Published in Science Advances, the study reveals a
striking absence of the pre-Columbian genetic lineages in modern Indigenous
Americans; showing extinction of these lineages with the arrival of the
Spaniards.
"Surprisingly, none of the genetic lineages we found in
almost 100 ancient humans were present, or showed evidence of descendants, in
today's Indigenous populations," says joint lead author Dr Bastien Llamas,
Senior Research Associate with ACAD.
"The only scenario that fit our observations was that
shortly after the initial colonisation, populations were established that
subsequently stayed geographically isolated from one another, and that a major
portion of these populations later became extinct following European contact.
This closely matches the historical reports of a major demographic collapse
immediately after the Spaniards arrived in the late 1400s."
The research team, which also includes members from the
University of California at Santa Cruz (UCSC) and Harvard Medical School,
studied maternal genetic lineages by sequencing whole mitochondrial genomes
extracted from bone and teeth samples from 92 pre-Columbian--mainly South
American--human mummies and skeletons.
The ancient genetic signals also provide a more precise timing
of the first people entering the Americas--via the Beringian land bridge that
connected Asia and the north-western tip of North America during the last Ice
Age.
"Our genetic reconstruction confirms that the first
Americans entered around 16,000 years ago via the Pacific coast, skirting
around the massive ice sheets that blocked an inland corridor route which only
opened much later," says Professor Alan Cooper, Director of ACAD.

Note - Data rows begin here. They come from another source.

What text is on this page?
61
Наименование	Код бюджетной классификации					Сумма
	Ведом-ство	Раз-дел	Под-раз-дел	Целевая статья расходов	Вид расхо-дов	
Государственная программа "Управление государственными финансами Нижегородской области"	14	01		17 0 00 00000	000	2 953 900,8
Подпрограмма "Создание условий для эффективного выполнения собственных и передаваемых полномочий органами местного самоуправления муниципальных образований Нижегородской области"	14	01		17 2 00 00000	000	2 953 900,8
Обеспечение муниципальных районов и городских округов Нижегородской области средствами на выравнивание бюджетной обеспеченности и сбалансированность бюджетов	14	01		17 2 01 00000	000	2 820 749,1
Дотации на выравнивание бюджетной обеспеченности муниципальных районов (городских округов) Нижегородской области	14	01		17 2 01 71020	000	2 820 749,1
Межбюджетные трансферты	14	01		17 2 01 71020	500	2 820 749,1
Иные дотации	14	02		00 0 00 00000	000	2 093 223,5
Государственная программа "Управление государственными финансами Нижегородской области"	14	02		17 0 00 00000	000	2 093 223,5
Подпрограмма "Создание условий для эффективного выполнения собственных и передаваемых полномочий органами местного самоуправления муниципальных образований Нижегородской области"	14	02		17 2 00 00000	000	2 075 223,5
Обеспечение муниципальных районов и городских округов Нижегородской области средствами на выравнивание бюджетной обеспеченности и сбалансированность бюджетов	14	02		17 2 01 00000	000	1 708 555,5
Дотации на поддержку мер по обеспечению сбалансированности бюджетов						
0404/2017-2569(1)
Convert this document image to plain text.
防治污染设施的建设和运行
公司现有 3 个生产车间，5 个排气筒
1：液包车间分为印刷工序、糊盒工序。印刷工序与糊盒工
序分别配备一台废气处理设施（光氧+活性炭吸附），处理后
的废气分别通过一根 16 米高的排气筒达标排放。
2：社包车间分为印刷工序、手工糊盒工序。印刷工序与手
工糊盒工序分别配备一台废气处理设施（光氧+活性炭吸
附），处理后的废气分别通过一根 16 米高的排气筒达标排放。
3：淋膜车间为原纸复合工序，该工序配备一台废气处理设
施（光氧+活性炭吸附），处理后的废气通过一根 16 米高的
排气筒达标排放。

"They spread southward remarkably swiftly, reaching southern Chile by
14,600 years ago."
"Genetic diversity in these early people from Asia was
limited by the small founding populations which were isolated on the Beringian
land bridge for around 2400 to 9000 years," says joint lead author Dr Lars
Fehren-Schmitz, from UCSC. "It was at the peak of the last Ice Age, when
cold deserts and ice sheets blocked human movement, and limited resources would
have constrained population size. This long isolation of a small group of
people brewed the unique genetic diversity observed in the early
Americans."
Dr Wolfgang Haak, formerly at ACAD and now at the Max Planck
Institute for the Science of Human History, says: "Our study is the first
real time genetic record of these key questions regarding the timing and
process of the peopling of the Americas. To get an even fuller picture,
however, we will need a concerted effort to build a comprehensive dataset from
the DNA of people alive today and their pre-Columbian ancestors, to further
compare ancient and modern diversity."